A Polícia Civil e a Polícia Militar prenderam nesta terça-feira Luana Rosa de Araújo, a Madrinha da Cidade Alta, no Complexo de Israel, Zona Norte do Rio. Ela é suspeita de chefiar o tráfico na Baixada Fluminense.
A prisão aconteceu logo no início da manhã, durante uma grande ação de segurança na comunidade. A mulher foi encaminhada para a Cidade da Polícia, no Jacarezinho, onde os procedimentos legais foram formalizados pelos agentes.
A queda da gerente financeira do tráfico no Complexo de Israel
Segundo as investigações da 38ª DP (Brás de Pina), Luana é considerada o braço-direito de Álvaro Malaquias Santa Rosa, o Peixão, chefe do Terceiro Comando Puro. As autoridades afirmam que ela exercia papel direto na contabilidade da facção criminosa e no controle das vendas de drogas.
Contra a investigada, foram cumpridos quatro mandados de prisão preventidos que já estavam em aberto. Dois dos mandados são por homicídio e outros dois por associação para o tráfico de drogas, segundo a Polícia Civil.
Os delegados que acompanham o caso apontam que a prisão representa um forte golpe na estrutura financeira da quadrilha. Por ser uma pessoa de extrema confiança da chefia, a investigada circulava com desenvoltura entre diferentes favelas dominadas pelo grupo.
Quem é a Madrinha da Cidade Alta e qual era o papel dela?
Luana Rosa de Araújo tem 32 anos e ganhou o apelido por sua forte atuação na comunidade da Zona Norte. Segundo as investigações, como prova da confiança dada pelos chefes do grupo, ela teria recebido um fuzil cor-de-rosa para uso pessoal durante as ações criminosas.
Além de atuar na administração dos valores arrecadados com o comércio ilícito, a polícia afirma que ela tinha papel ativo em confrontos e ordens de ataques na região. No momento em que foi localizada pelos agentes nesta terça-feira, a mulher usava um adereço rosa no cabelo.

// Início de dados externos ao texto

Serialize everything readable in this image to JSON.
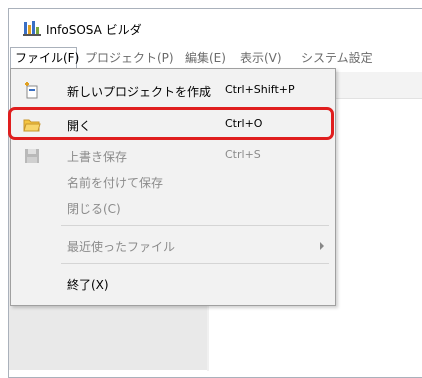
{
  "window": {
    "title": "InfoSOSA ビルダ"
  },
  "menubar": {
    "items": [
      {
        "label": "ファイル(F)"
      },
      {
        "label": "プロジェクト(P)"
      },
      {
        "label": "編集(E)"
      },
      {
        "label": "表示(V)"
      },
      {
        "label": "システム設定"
      }
    ]
  },
  "file_menu": {
    "items": [
      {
        "label": "新しいプロジェクトを作成",
        "shortcut": "Ctrl+Shift+P",
        "icon": "new-project-icon",
        "enabled": true
      },
      {
        "label": "開く",
        "shortcut": "Ctrl+O",
        "icon": "open-folder-icon",
        "enabled": true,
        "highlighted": true
      },
      {
        "label": "上書き保存",
        "shortcut": "Ctrl+S",
        "icon": "save-icon",
        "enabled": false
      },
      {
        "label": "名前を付けて保存",
        "shortcut": "",
        "enabled": false
      },
      {
        "label": "閉じる(C)",
        "shortcut": "",
        "enabled": false
      },
      {
        "label": "最近使ったファイル",
        "shortcut": "",
        "enabled": false,
        "submenu": true
      },
      {
        "label": "終了(X)",
        "shortcut": "",
        "enabled": true
      }
    ]
  },
  "colors": {
    "highlight_border": "#e01e1e"
  }
}
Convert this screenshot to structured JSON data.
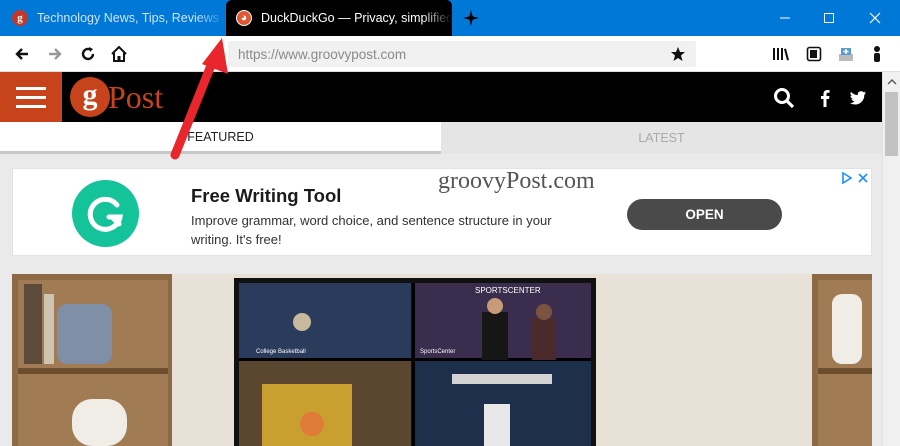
{
  "browser": {
    "tabs": [
      {
        "title": "Technology News, Tips, Reviews",
        "favicon": "groovypost-favicon",
        "active": false
      },
      {
        "title": "DuckDuckGo — Privacy, simplified",
        "favicon": "duckduckgo-favicon",
        "active": true
      }
    ],
    "url": "https://www.groovypost.com",
    "accent_color": "#0078d7"
  },
  "site": {
    "logo_letter": "g",
    "logo_text": "Post",
    "brand_color": "#c7431b",
    "nav_tabs": [
      "FEATURED",
      "LATEST"
    ],
    "watermark": "groovyPost.com"
  },
  "ad": {
    "title": "Free Writing Tool",
    "text": "Improve grammar, word choice, and sentence structure in your writing. It's free!",
    "button": "OPEN",
    "logo_color": "#15c39a"
  },
  "photo": {
    "screen_labels": [
      "SPORTSCENTER",
      "College Basketball",
      "SportsCenter"
    ]
  }
}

A defesa de Luana não foi encontrada para comentar a prisão até a última atualização desta reportagem. O espaço segue aberto para a manifestação formal de seus advogados de defesa.
Como a suspeita agia em Duque de Caxias e na Baixada?

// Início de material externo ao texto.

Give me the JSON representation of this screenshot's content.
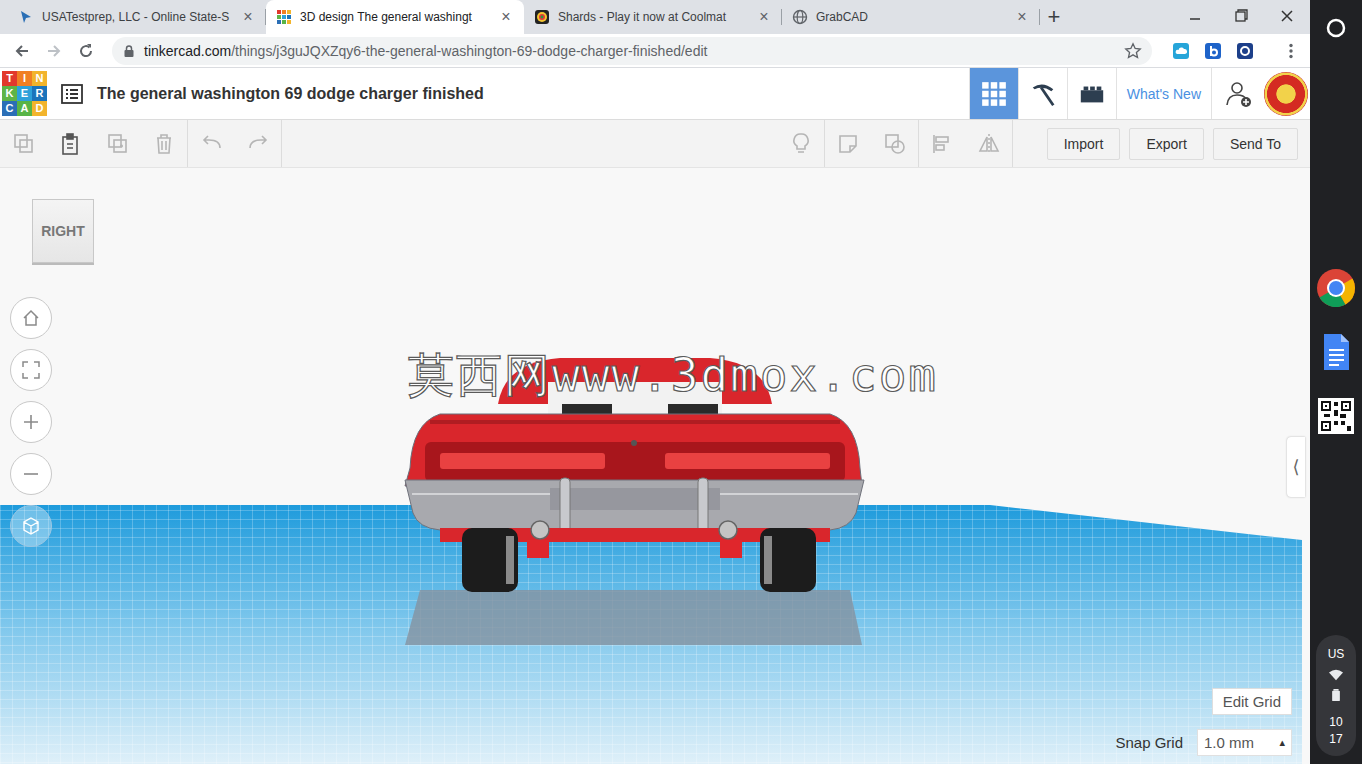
{
  "browser": {
    "tabs": [
      {
        "label": "USATestprep, LLC - Online State-S",
        "selected": false,
        "close": "×"
      },
      {
        "label": "3D design The general washingt",
        "selected": true,
        "close": "×"
      },
      {
        "label": "Shards - Play it now at Coolmat",
        "selected": false,
        "close": "×"
      },
      {
        "label": "GrabCAD",
        "selected": false,
        "close": "×"
      }
    ],
    "new_tab": "+",
    "address": {
      "host": "tinkercad.com",
      "path": "/things/j3guJQXZqy6-the-general-washington-69-dodge-charger-finished/edit"
    }
  },
  "app": {
    "logo": [
      "T",
      "I",
      "N",
      "K",
      "E",
      "R",
      "C",
      "A",
      "D"
    ],
    "title": "The general washington 69 dodge charger finished",
    "view_modes": [
      {
        "selected": true
      },
      {
        "selected": false
      },
      {
        "selected": false
      }
    ],
    "whats_new": "What's New"
  },
  "toolbar": {
    "edit_tools": [
      {
        "disabled": true
      },
      {
        "disabled": false
      },
      {
        "disabled": true
      },
      {
        "disabled": true
      },
      {
        "disabled": true
      },
      {
        "disabled": true
      }
    ],
    "shape_tools": [
      {
        "disabled": true
      },
      {
        "disabled": true
      },
      {
        "disabled": true
      },
      {
        "disabled": true
      },
      {
        "disabled": true
      }
    ],
    "buttons": [
      "Import",
      "Export",
      "Send To"
    ]
  },
  "canvas": {
    "view_cube": "RIGHT",
    "watermark": "莫西网www.3dmox.com",
    "collapse": "⟨",
    "edit_grid": "Edit Grid",
    "snap_grid": {
      "label": "Snap Grid",
      "value": "1.0 mm",
      "arrow": "▴"
    }
  },
  "shelf": {
    "locale": "US",
    "hours": "10",
    "minutes": "17"
  }
}
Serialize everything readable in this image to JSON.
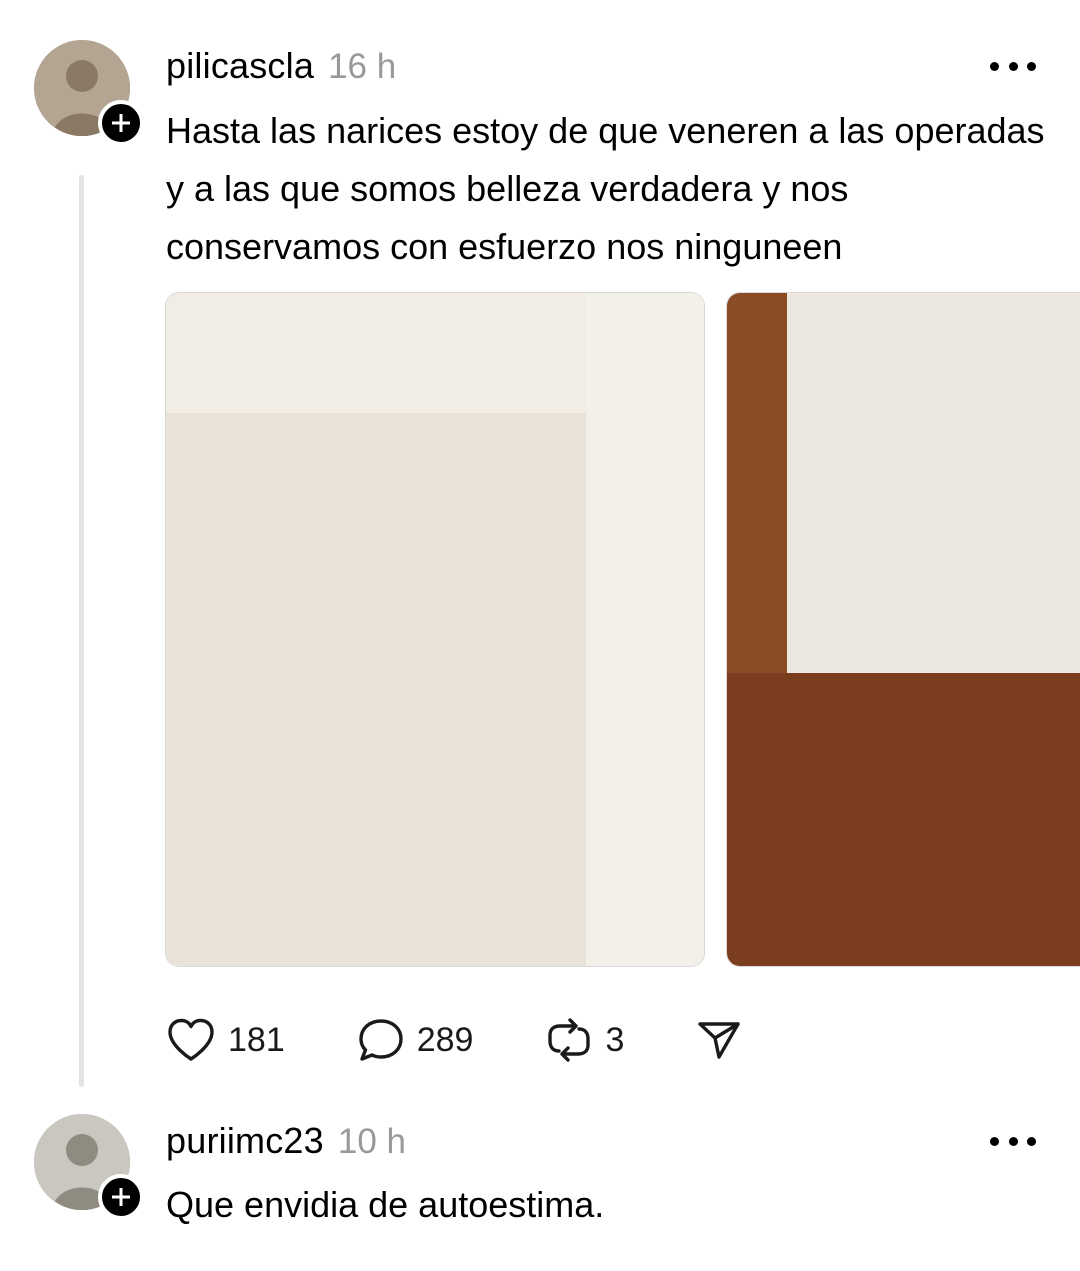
{
  "posts": [
    {
      "username": "pilicascla",
      "timestamp": "16 h",
      "text": "Hasta las narices estoy de que veneren a las operadas y a las que somos belleza verdadera y nos conservamos con esfuerzo nos ninguneen",
      "likes": "181",
      "replies": "289",
      "reposts": "3",
      "media": [
        {
          "kind": "photo",
          "alt": ""
        },
        {
          "kind": "photo",
          "alt": ""
        }
      ]
    },
    {
      "username": "puriimc23",
      "timestamp": "10 h",
      "text": "Que envidia de autoestima."
    }
  ],
  "icons": {
    "like": "heart-icon",
    "reply": "comment-bubble-icon",
    "repost": "repost-icon",
    "share": "send-icon",
    "follow": "plus-icon",
    "menu": "more-icon"
  },
  "colors": {
    "timestamp": "#999999",
    "thread_line": "#e3e3e3",
    "badge": "#000000"
  }
}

As investigações policiais apontam que a atuação da suspeita se estendia para além do Complexo de Israel. Ela é apontada como chefe do tráfico de drogas no bairro de Imbariê e também na comunidade do Massapê, localizados no município de Duque de Caxias, na Baixada Fluminense.
No Massapê, segundo a Polícia Civil, Luana é investigada por expulsar moradores de um condomínio do programa Minha Casa, Minha Vida. As famílias teriam sido retiradas à força de seus apartamentos para que os imóveis fossem transformados em pontos de venda de drogas e locais de esconderijo para criminosos.
Os dois homicídios descritos nos mandados de prisão aconteceram justamente na comunidade do Massapê. A polícia também investiga a participação da mulher na ordem para ataques e queimadas de ônibus de transporte público na região de Caxias durante disputas territoriais.
Como ficou o trânsito e o transporte na região durante a operação?
A chegada das equipes policiais ao Complexo de Israel provocou momentos de grande tensão no início da manhã. Para tentar impedir o avanço dos blindados e das tropas, criminosos atearam fogo em barricadas nas vias de acesso às favelas da Cidade Alta, Vigário Geral e Parada de Lucas.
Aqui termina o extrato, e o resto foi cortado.